Le porteur de l’engagement dispose de 4 années à compter de l’acte d’acquisition, pour le remplir (via le dépôt de la DAACT ou d’une déclaration fiscale spécifique lorsqu’il ne récupère pas intégralement la TVA, la déclaration n° 940).
Lorsque l’opération prend plus de temps, celui-ci doit demander, à l’arrivée du terme, une prolongation annuelle, qui est, le cas échéant, accordée de manière tacite, et recommencer à nouveau la démarche à la fin du délai prolongé, autant de fois que nécessaire, jusqu’au dépôt de la DAACT ou de la déclaration n° 940.

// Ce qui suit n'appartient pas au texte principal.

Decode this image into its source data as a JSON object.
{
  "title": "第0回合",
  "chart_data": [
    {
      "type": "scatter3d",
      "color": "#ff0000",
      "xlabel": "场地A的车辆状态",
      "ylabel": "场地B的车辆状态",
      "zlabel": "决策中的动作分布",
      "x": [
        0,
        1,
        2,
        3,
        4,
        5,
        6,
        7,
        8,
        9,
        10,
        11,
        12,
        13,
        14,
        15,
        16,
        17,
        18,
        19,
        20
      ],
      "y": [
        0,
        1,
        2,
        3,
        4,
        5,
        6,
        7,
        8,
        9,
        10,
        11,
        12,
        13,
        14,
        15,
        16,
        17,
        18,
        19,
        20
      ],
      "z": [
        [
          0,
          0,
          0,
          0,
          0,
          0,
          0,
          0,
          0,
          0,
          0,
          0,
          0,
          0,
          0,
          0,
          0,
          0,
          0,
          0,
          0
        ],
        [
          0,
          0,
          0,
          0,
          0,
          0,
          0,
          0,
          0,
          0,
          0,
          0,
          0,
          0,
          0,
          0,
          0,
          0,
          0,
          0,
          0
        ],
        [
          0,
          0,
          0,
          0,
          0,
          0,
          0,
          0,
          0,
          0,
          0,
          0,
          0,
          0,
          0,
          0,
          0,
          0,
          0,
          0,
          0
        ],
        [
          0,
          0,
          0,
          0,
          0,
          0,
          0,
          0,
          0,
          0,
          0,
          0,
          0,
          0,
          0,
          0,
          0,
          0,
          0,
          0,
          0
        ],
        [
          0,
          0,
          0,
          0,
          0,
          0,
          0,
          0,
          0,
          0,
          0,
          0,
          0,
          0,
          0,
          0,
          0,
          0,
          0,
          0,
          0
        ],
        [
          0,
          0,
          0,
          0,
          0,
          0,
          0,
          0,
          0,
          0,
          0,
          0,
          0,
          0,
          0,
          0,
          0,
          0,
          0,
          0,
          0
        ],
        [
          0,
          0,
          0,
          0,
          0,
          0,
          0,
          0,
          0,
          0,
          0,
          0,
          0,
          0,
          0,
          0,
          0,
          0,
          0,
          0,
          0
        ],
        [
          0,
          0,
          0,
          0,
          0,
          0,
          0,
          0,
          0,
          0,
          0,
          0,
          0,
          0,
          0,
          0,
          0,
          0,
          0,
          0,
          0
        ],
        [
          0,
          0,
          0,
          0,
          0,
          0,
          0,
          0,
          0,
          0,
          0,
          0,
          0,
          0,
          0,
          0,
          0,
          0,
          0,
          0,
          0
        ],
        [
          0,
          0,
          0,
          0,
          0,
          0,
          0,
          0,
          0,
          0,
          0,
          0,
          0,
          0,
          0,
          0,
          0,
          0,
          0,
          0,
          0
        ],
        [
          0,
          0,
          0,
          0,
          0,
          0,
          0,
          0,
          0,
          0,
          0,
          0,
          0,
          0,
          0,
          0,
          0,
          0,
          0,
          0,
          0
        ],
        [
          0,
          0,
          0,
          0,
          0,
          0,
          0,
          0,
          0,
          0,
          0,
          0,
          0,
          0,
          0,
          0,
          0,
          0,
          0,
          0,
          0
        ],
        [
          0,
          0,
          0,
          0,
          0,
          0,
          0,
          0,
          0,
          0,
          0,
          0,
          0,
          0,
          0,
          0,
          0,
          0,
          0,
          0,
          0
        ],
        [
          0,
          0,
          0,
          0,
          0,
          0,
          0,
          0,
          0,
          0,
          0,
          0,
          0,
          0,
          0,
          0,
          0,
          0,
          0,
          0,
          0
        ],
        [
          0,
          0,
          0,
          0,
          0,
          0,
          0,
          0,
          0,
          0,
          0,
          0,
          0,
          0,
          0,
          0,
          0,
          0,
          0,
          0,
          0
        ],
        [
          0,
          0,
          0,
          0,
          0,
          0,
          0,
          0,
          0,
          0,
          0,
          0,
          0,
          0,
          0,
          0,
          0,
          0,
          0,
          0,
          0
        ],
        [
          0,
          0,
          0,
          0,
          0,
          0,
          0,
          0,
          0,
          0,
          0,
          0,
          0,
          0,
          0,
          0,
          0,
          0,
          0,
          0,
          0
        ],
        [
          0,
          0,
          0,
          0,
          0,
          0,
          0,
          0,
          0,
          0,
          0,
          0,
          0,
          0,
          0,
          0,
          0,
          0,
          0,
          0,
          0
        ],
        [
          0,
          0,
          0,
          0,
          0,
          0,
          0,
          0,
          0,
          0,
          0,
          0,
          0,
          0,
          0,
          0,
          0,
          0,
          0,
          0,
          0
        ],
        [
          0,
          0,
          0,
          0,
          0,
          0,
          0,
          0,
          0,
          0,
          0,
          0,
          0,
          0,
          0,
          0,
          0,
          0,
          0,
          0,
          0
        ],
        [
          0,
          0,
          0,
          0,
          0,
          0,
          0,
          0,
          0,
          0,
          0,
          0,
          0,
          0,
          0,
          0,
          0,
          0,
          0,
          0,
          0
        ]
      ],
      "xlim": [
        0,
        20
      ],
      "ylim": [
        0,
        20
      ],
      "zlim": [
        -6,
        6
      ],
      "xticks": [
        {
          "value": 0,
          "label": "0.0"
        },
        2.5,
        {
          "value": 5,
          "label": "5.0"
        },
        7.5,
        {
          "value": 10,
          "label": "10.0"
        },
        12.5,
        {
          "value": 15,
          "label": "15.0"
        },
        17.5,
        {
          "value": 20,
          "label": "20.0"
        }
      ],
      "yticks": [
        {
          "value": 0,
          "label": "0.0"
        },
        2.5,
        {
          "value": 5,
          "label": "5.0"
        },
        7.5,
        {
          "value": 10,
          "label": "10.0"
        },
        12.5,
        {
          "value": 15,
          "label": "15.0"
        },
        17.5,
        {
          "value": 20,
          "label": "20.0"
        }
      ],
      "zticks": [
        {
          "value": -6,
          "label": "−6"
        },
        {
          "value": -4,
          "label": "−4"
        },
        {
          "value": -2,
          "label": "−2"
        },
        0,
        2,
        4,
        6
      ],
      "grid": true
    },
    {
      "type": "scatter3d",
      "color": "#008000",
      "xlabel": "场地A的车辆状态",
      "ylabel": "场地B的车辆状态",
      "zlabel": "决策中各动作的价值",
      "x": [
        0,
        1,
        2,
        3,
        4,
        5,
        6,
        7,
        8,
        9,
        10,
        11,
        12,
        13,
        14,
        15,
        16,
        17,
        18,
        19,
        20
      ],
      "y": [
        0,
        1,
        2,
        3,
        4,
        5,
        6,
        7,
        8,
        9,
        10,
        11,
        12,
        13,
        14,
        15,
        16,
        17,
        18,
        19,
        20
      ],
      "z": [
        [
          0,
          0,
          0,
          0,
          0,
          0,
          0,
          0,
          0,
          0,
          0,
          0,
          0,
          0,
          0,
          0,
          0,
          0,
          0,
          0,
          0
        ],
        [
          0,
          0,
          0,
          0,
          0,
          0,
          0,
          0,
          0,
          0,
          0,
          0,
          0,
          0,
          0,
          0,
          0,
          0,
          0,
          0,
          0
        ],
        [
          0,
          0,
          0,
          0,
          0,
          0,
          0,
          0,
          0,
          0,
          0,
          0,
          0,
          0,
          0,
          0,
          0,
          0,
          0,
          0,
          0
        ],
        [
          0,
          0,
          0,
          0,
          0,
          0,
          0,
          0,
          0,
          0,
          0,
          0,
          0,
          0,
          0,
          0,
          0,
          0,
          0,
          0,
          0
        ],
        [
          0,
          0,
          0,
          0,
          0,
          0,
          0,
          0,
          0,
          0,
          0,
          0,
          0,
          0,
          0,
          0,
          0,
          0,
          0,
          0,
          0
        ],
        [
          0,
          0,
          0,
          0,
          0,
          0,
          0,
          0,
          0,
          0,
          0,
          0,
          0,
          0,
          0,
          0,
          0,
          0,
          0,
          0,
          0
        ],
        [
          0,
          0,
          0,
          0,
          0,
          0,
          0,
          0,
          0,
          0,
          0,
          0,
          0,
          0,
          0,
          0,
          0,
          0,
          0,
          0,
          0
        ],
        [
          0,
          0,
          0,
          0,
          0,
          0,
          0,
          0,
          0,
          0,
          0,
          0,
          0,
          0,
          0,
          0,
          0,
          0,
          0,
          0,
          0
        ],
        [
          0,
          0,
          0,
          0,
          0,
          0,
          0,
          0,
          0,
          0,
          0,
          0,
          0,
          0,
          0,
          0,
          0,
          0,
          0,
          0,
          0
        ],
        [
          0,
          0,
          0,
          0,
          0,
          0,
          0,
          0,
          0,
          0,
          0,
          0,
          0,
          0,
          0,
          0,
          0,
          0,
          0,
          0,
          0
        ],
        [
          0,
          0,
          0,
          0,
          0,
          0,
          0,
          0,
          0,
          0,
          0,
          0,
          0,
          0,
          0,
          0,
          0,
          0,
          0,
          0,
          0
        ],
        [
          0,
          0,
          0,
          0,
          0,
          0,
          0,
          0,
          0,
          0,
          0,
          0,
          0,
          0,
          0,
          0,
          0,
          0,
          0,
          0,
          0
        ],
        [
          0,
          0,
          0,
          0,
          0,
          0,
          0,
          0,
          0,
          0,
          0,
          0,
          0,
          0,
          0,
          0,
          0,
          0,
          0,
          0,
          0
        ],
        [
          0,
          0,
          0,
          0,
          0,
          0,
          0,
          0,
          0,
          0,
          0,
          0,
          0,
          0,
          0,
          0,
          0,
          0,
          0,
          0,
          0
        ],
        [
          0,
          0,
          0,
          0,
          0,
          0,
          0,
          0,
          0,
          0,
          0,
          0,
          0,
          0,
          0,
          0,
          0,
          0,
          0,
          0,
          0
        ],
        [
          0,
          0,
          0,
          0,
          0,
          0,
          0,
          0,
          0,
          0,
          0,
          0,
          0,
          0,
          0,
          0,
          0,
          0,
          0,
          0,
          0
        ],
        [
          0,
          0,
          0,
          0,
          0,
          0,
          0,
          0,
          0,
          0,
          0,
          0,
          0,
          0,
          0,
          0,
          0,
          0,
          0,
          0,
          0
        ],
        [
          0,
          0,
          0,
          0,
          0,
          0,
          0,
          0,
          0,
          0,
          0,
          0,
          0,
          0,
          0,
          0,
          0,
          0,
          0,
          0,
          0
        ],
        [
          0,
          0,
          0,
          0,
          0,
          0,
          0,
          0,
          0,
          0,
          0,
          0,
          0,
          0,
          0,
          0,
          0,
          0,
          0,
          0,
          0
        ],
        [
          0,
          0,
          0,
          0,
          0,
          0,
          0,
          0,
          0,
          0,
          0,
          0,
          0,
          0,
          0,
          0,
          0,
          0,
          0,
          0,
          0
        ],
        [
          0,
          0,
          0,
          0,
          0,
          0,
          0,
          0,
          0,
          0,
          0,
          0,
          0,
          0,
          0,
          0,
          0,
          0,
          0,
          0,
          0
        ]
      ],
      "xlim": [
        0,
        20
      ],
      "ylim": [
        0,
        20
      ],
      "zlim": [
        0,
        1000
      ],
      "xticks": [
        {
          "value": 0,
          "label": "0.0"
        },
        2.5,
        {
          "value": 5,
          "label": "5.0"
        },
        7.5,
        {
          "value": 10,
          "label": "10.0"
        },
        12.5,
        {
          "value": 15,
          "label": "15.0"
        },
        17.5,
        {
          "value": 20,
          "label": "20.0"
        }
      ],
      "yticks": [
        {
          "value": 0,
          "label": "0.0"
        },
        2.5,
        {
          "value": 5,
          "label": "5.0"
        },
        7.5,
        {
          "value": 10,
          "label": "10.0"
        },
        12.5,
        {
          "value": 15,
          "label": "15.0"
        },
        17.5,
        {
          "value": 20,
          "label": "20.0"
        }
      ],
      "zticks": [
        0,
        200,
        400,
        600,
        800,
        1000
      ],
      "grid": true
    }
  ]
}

L’objectif de ce régime est rappelé par le BOFIP BOI-ENR-DMTOI-10-40-20160601 § 160 :
« Lorsque les mutations d’immeubles ou de droits immobiliers ont vocation à déboucher sur la production d’un immeuble neuf soumise à la taxe sur la valeur ajoutée, le législateur a prévu d’écarter l’application des droits de mutation (sous réserve du paiement du droit fixe prévu à l’article 691 bis du CGI). Il s’agit ainsi d’éviter un cumul d’imposition entre ces droits et la TVA qui sera supportée finalement du fait de l’utilisation de l’immeuble (que ce soit par son occupant non déducteur, ou par répercussion du coût de la construction dans les prix des produits ou des prestations fournies par l’utilisateur assujetti). Dans cette logique, et eu égard aux aléas propres à la production immobilière, il n’y a pas lieu d’enserrer ce régime de faveur spécifique dans une contrainte de délai trop rigide à condition que les éventuels intermédiaires successifs soient en mesure de justifier de la réalité du projet immobilier. »
L’expérience montre que les services fiscaux peuvent effectuer des redressements lorsque les demandes de prolongations n’ont pas été déposées alors même qu’ils ont connaissance de l’achèvement des constructions, y compris lorsque cet achèvement intervient peu de temps après le terme du délai de 4 ans.
L’absence de demande de prolongation est alors cher payée puisqu’il s’agit du paiement de la taxe de publicité foncière accompagnée d’intérêts de retard et ceci pour une période parfois particulièrement longue, lorsque l’administration fiscale a jusqu’au 31 décembre de la sixième année qui suit la fin de l’engagement, pour agir.
Face à ce constat, nous ne pouvons que recommander aux acquéreurs de bien s’organiser pour gérer le dépôt des demandes de prolongation dans les temps.